Marshlands Can Generate Electricity?

Situated on some of the lowest laying and flattest land in Europe, the Dutch face a future that is in perilous danger if sea level continue to rise due to climate change. That may be why the new plant-based energy start-up Plant-e is getting so much attention. The technology promises to generate electricity while supporting more carbon-absorbing plant life.

According to the Plant-e website the company has developed a “Plant-Microbial Fuel Cell that can “generate electricity from the natural interaction between living plant roots and soil bacteria.”

Plants grow by using photosynthesis. As plants photosynthesize they produce organic material, however, only around 50 percent of the material is used by the plant itself. The remaining 50 percent of this organic material is deposited in the soil surrounding the plant. Bacteria surrounding the roots of the plant breakdown this residual organic material and it’s this bacterial interaction that has the potential to generate electricity.

As the bacteria consume the plants’ excess organic material, electrons are released. Plant-e’s Plant-Microbial Fuel Cell absorbs these electrons by placing an electrode close to the bacteria at the plant’s root.

In its current configuration the Plant-Microbial Fuel Cell can generate 0.4 Watts of electricity per square meter of plant growth.

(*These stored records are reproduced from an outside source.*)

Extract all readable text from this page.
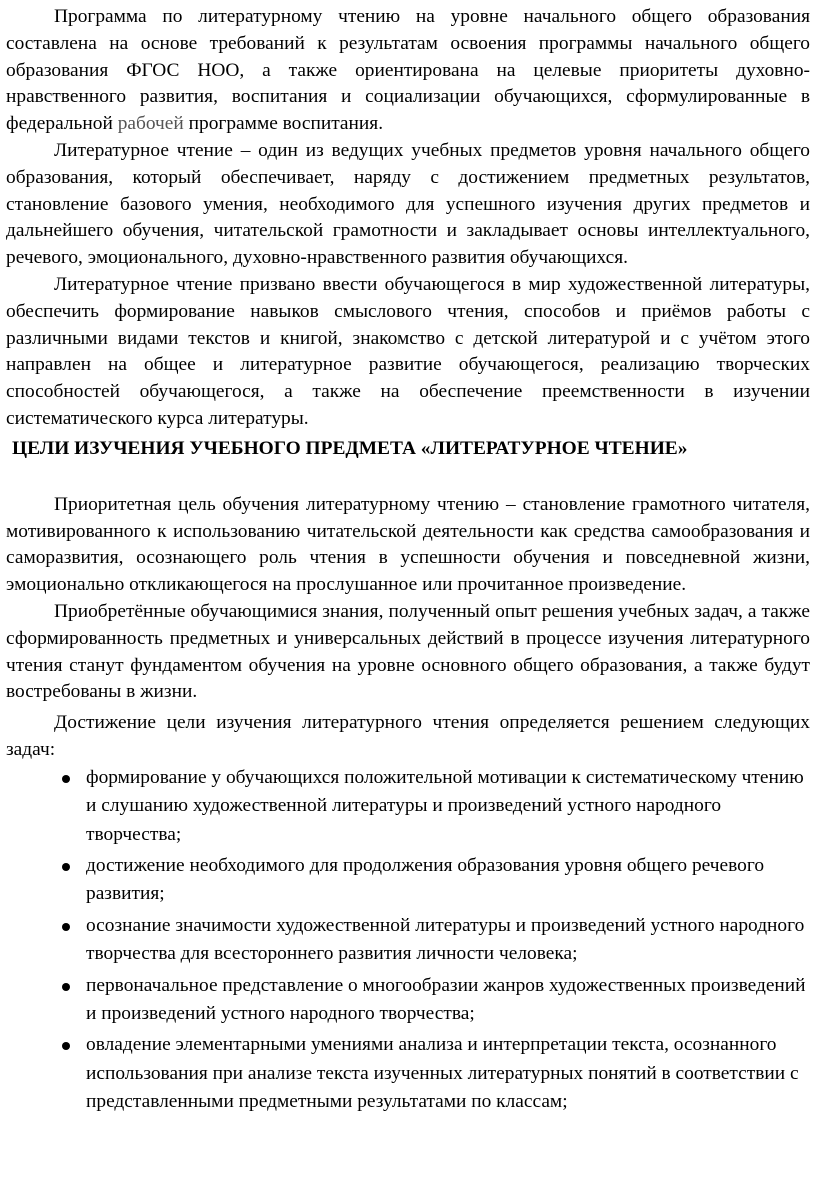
Программа по литературному чтению на уровне начального общего образования составлена на основе требований к результатам освоения программы начального общего образования ФГОС НОО, а также ориентирована на целевые приоритеты духовно-нравственного развития, воспитания и социализации обучающихся, сформулированные в федеральной рабочей программе воспитания.

Литературное чтение – один из ведущих учебных предметов уровня начального общего образования, который обеспечивает, наряду с достижением предметных результатов, становление базового умения, необходимого для успешного изучения других предметов и дальнейшего обучения, читательской грамотности и закладывает основы интеллектуального, речевого, эмоционального, духовно-нравственного развития обучающихся.

Литературное чтение призвано ввести обучающегося в мир художественной литературы, обеспечить формирование навыков смыслового чтения, способов и приёмов работы с различными видами текстов и книгой, знакомство с детской литературой и с учётом этого направлен на общее и литературное развитие обучающегося, реализацию творческих способностей обучающегося, а также на обеспечение преемственности в изучении систематического курса литературы.

ЦЕЛИ ИЗУЧЕНИЯ УЧЕБНОГО ПРЕДМЕТА «ЛИТЕРАТУРНОЕ ЧТЕНИЕ»

Приоритетная цель обучения литературному чтению – становление грамотного читателя, мотивированного к использованию читательской деятельности как средства самообразования и саморазвития, осознающего роль чтения в успешности обучения и повседневной жизни, эмоционально откликающегося на прослушанное или прочитанное произведение.

Приобретённые обучающимися знания, полученный опыт решения учебных задач, а также сформированность предметных и универсальных действий в процессе изучения литературного чтения станут фундаментом обучения на уровне основного общего образования, а также будут востребованы в жизни.

Достижение цели изучения литературного чтения определяется решением следующих задач:

формирование у обучающихся положительной мотивации к систематическому чтению и слушанию художественной литературы и произведений устного народного творчества;
достижение необходимого для продолжения образования уровня общего речевого развития;
осознание значимости художественной литературы и произведений устного народного творчества для всестороннего развития личности человека;
первоначальное представление о многообразии жанров художественных произведений и произведений устного народного творчества;
овладение элементарными умениями анализа и интерпретации текста, осознанного использования при анализе текста изученных литературных понятий в соответствии с представленными предметными результатами по классам;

While this seems like a paltry sum, Helder believes that this number can be increased to 3.2 W per square meter in the coming years. If the e’s Plant-Microbial Fuel Cell were to achieve this degree of efficiency, a 100 square meter plot of land could generate enough electricity to power a home.

Already past the proof of concept phase, Plant-e has plans to apply their technology to large area marshlands. Admittedly Plant-e knows that it has a lot of work to do before their technology is economically feasible.

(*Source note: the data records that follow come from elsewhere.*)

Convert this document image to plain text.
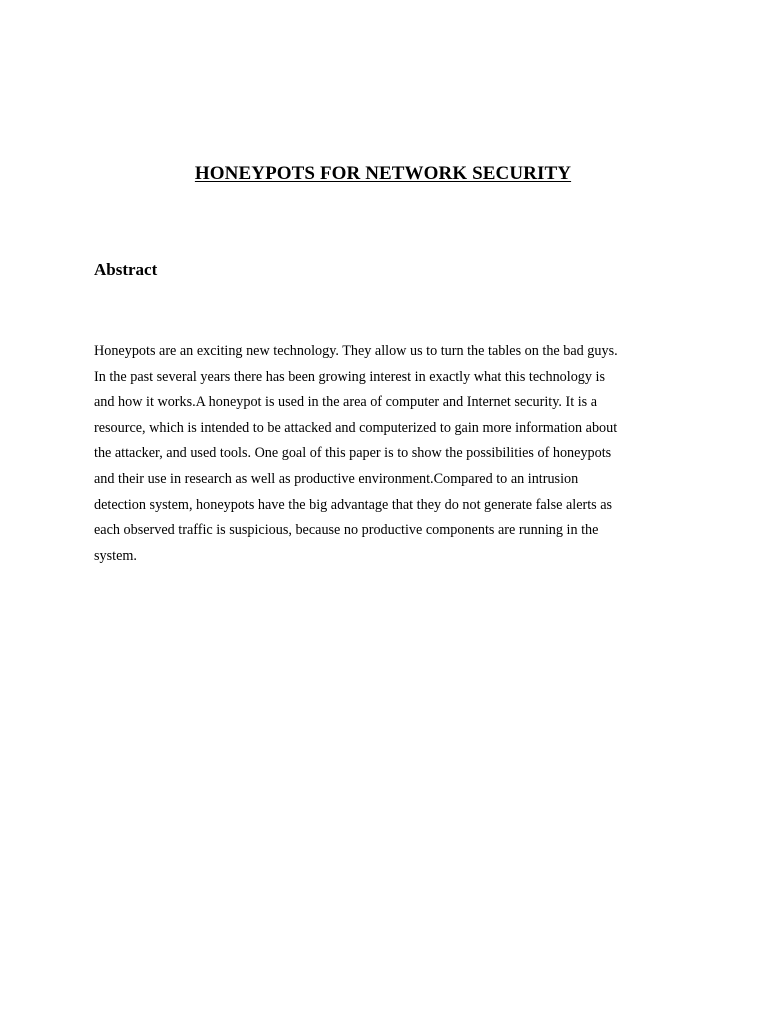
HONEYPOTS FOR NETWORK SECURITY
Abstract

Honeypots are an exciting new technology. They allow us to turn the tables on the bad guys.
In the past several years there has been growing interest in exactly what this technology is
and how it works.A honeypot is used in the area of computer and Internet security. It is a
resource, which is intended to be attacked and computerized to gain more information about
the attacker, and used tools. One goal of this paper is to show the possibilities of honeypots
and their use in research as well as productive environment.Compared to an intrusion
detection system, honeypots have the big advantage that they do not generate false alerts as
each observed traffic is suspicious, because no productive components are running in the
system.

Plant-e was founded by Marjolein Helder and David Strik of Wageningen University. According to a University of Wageningen press release, “Although the technology is promising, it is not yet fully developed. Techniques for making the system renewable and sustainable still need improvement, and ways must be found to limit the amount of material used by the electrodes.”

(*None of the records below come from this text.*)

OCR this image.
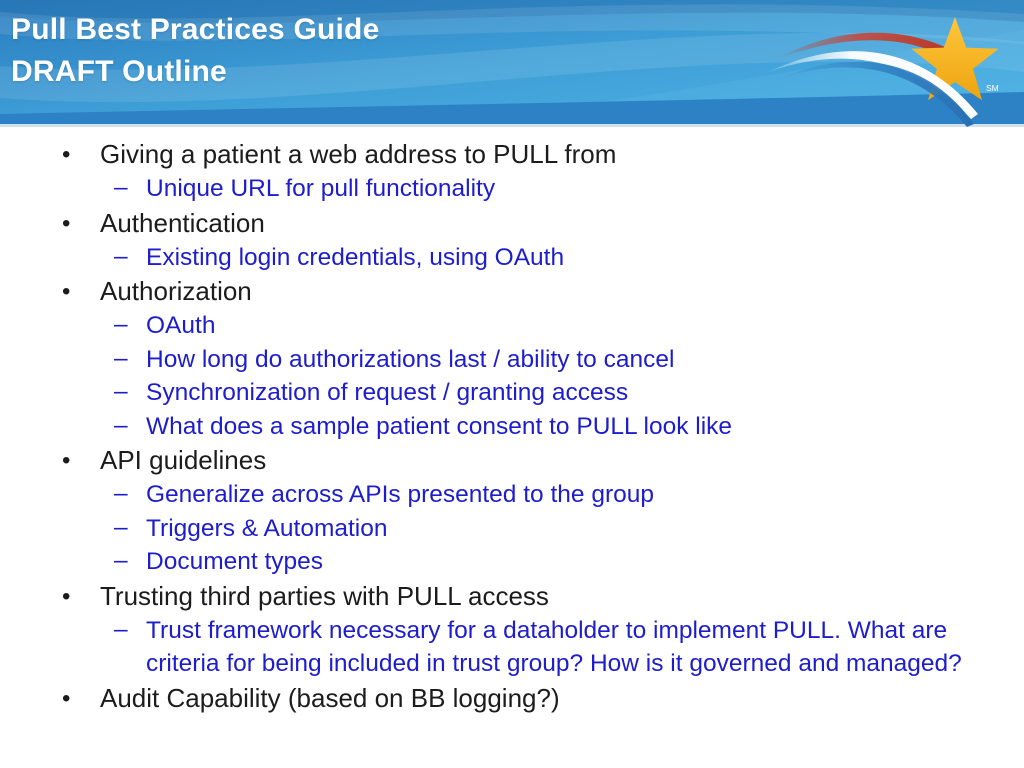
Pull Best Practices Guide
DRAFT Outline	SM
• Giving a patient a web address to PULL from
– Unique URL for pull functionality
• Authentication
– Existing login credentials, using OAuth
• Authorization
– OAuth
– How long do authorizations last / ability to cancel
– Synchronization of request / granting access
– What does a sample patient consent to PULL look like
• API guidelines
– Generalize across APIs presented to the group
– Triggers & Automation
– Document types
• Trusting third parties with PULL access
– Trust framework necessary for a dataholder to implement PULL. What are criteria for being included in trust group? How is it governed and managed?
• Audit Capability (based on BB logging?)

One area that is key to the improvement of the Plant-e system is the development of a better scheme for placing the Plant-Microbial Fuel Cell’s electrodes. By optimizing the electrodes position around the plant’s roots a two-fold advantage is achieved. First, better positioning of the electrodes can cause the amount of electricity received to increase, and second, this increase in performance can reduce the amount of electrodes needed in the system.

Scientists at Wageningen University have been delighted with the prospects for this technology. “It appears that this new renewable source is economically viable, will curb the pressure on the environment and is likely to be socially acceptable. It does not pollute the horizon (like wind turbines or ugly solar panels), does not interfere with nature (like dams) and the system does not compete with agricultural land in the debate on food and biofuels.”

As the world continues to search for new renewable methods of energy generation, ideas like Plant-e’s will become more necessary. Whether the technology can become a viable means of producing energy on a large scale has yet to be seen. However, in places like the Netherlands the burden of climate change is giving ideas like the Plant-Microbial Fuel Cell greater authority.